Le sfide con la morte
Difficile non pensare adesso a tutte le volte in cui il leader di Forza Italia vince la sfida con la morte. «È stata una prova molto dolorosa» (giugno 2016). «Grazie al cielo e alla professionalità dei medici ho superato quella che considero la prova più pericolosa della mia vita» (settembre 2020). «È stato un periodo angoscioso e difficile, ma dopo il buio ho vinto ancora. Non mi sono mai sentito solo e ho continuato a nutrire speranza e fiducia. L’incubo è finito» (maggio 2023). In una narrazione che, come ripetuto più volte, assume ormai una connotazione con richiami al miracoloso. «Silvio Berlusconi mi ha chiesto di farlo campare fino a 150 anni per mettere a posto l’Italia», rivela del resto un giorno in un’intervista don Luigi Verzé, fondatore dell’ospedale San Raffaele, quando il sacerdote condivide con Berlusconi il sogno di un ospedale dedicato alla Medicina predittiva. E, quando il 13 dicembre 2009 da premier viene colpito al volto con una statuetta souvenir in Piazza Duomo a Milano, si accascia, viene fatto sedere all’interno della sua vettura dalle guardie del corpo, ma poi torna un attimo fuori dall’auto per farsi vedere, per far capire che è vivo, prima di risalire sulla macchina ed essere trasportato in ospedale.
Le ultime apparizioni in pubblico
Non è mai stato facile per il fondatore di Mediaset darsi una misura nell’affrontare la malattia, anche a costo di apparire in pubblico con tutti i segni della fatica, come nei video trasmessi alla convention di FI il 6 maggio e quello con l’invito a votare per le elezioni amministrative del 14 e 15 maggio.
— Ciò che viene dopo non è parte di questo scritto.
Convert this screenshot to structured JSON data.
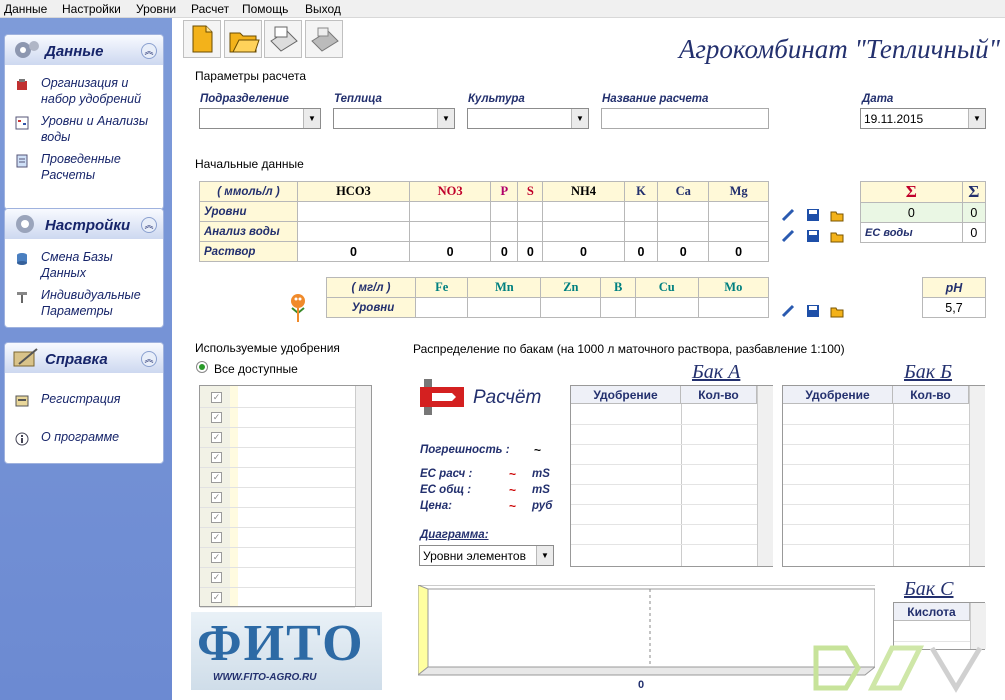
{
  "menu": [
    "Данные",
    "Настройки",
    "Уровни",
    "Расчет",
    "Помощь",
    "Выход"
  ],
  "sidebar": {
    "data_panel": {
      "title": "Данные",
      "items": [
        "Организация и набор удобрений",
        "Уровни и Анализы воды",
        "Проведенные Расчеты"
      ]
    },
    "settings_panel": {
      "title": "Настройки",
      "items": [
        "Смена Базы Данных",
        "Индивидуальные Параметры"
      ]
    },
    "help_panel": {
      "title": "Справка",
      "items": [
        "Регистрация",
        "О программе"
      ]
    }
  },
  "app_title": "Агрокомбинат \"Тепличный\"",
  "params": {
    "section_label": "Параметры расчета",
    "subdivision": "Подразделение",
    "greenhouse": "Теплица",
    "culture": "Культура",
    "calc_name": "Название расчета",
    "date_label": "Дата",
    "date_value": "19.11.2015"
  },
  "initial": {
    "section_label": "Начальные данные",
    "unit_mmol": "( ммоль/л )",
    "headers": [
      "HCO3",
      "NO3",
      "P",
      "S",
      "NH4",
      "K",
      "Ca",
      "Mg"
    ],
    "rows": [
      "Уровни",
      "Анализ воды",
      "Раствор"
    ],
    "solution_values": [
      "0",
      "0",
      "0",
      "0",
      "0",
      "0",
      "0",
      "0"
    ],
    "unit_mgl": "( мг/л )",
    "micro_headers": [
      "Fe",
      "Mn",
      "Zn",
      "B",
      "Cu",
      "Mo"
    ],
    "micro_row": "Уровни"
  },
  "sums": {
    "h1": "Σ",
    "h2": "Σ",
    "v1": "0",
    "v2": "0",
    "ec_label": "EC воды",
    "ec_value": "0"
  },
  "ph": {
    "label": "pH",
    "value": "5,7"
  },
  "fertilizers": {
    "section_label": "Используемые удобрения",
    "radio_label": "Все доступные",
    "rows": 11
  },
  "distribution": {
    "section_label": "Распределение по бакам (на 1000 л маточного раствора, разбавление 1:100)",
    "calc_button": "Расчёт",
    "error_label": "Погрешность :",
    "error_value": "~",
    "ec_calc_label": "ЕС расч :",
    "ec_total_label": "ЕС общ :",
    "price_label": "Цена:",
    "tilde": "~",
    "unit_ms": "mS",
    "unit_rub": "руб",
    "diagram_label": "Диаграмма:",
    "diagram_value": "Уровни элементов"
  },
  "tanks": {
    "a": {
      "title": "Бак А",
      "col1": "Удобрение",
      "col2": "Кол-во"
    },
    "b": {
      "title": "Бак Б",
      "col1": "Удобрение",
      "col2": "Кол-во"
    },
    "c": {
      "title": "Бак С",
      "col1": "Кислота"
    }
  },
  "chart_axis_value": "0",
  "logo": {
    "text": "ФИТО",
    "url": "WWW.FITO-AGRO.RU"
  },
  "colors": {
    "accent": "#23306e",
    "sidebar": "#7290d4",
    "header_bg": "#fff9d8",
    "red": "#c0002a",
    "teal": "#008080"
  }
}
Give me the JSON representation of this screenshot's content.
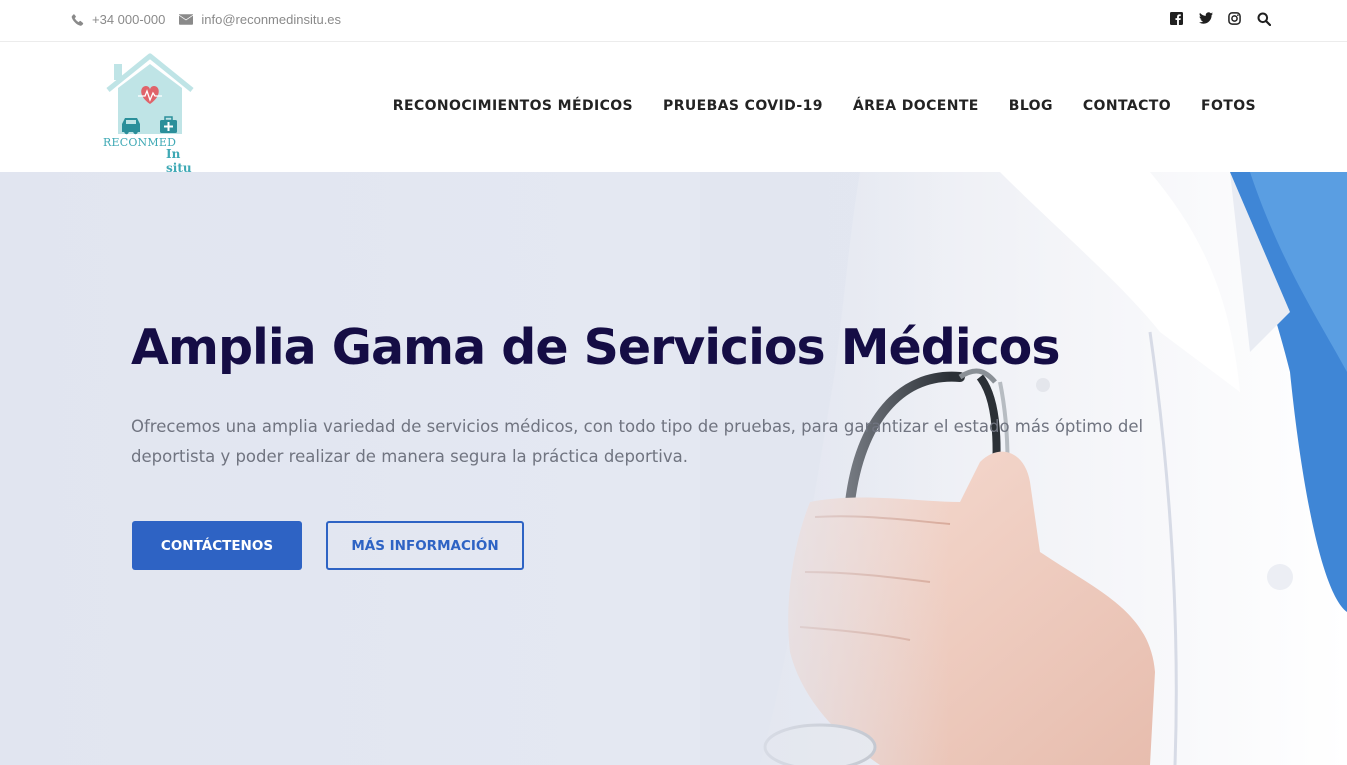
{
  "topbar": {
    "phone": "+34 000-000",
    "email": "info@reconmedinsitu.es",
    "social": [
      "facebook-icon",
      "twitter-icon",
      "instagram-icon",
      "search-icon"
    ]
  },
  "logo": {
    "line1": "RECONMED",
    "line2": "In situ"
  },
  "nav": {
    "items": [
      {
        "label": "RECONOCIMIENTOS MÉDICOS"
      },
      {
        "label": "PRUEBAS COVID-19"
      },
      {
        "label": "ÁREA DOCENTE"
      },
      {
        "label": "BLOG"
      },
      {
        "label": "CONTACTO"
      },
      {
        "label": "FOTOS"
      }
    ]
  },
  "hero": {
    "title": "Amplia Gama de Servicios Médicos",
    "description": "Ofrecemos una amplia variedad de servicios médicos, con todo tipo de pruebas, para garantizar el estado más óptimo del deportista y poder realizar de manera segura la práctica deportiva.",
    "primary_button": "CONTÁCTENOS",
    "secondary_button": "MÁS INFORMACIÓN"
  },
  "colors": {
    "accent": "#2e63c4",
    "title": "#150d45",
    "logo": "#3fa9b5"
  }
}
E anche nei momenti più difficili non mancano le battute all’infermiera, il cenno di sorriso a chi gli fa la tac, l’impegno per tornare a camminare senza il deambulatore, gli esercizi di riabilitazione respiratoria. «Forza Presidente, ce l’abbiamo fatta tante volte…», si sentiva dire ancora ieri mattina.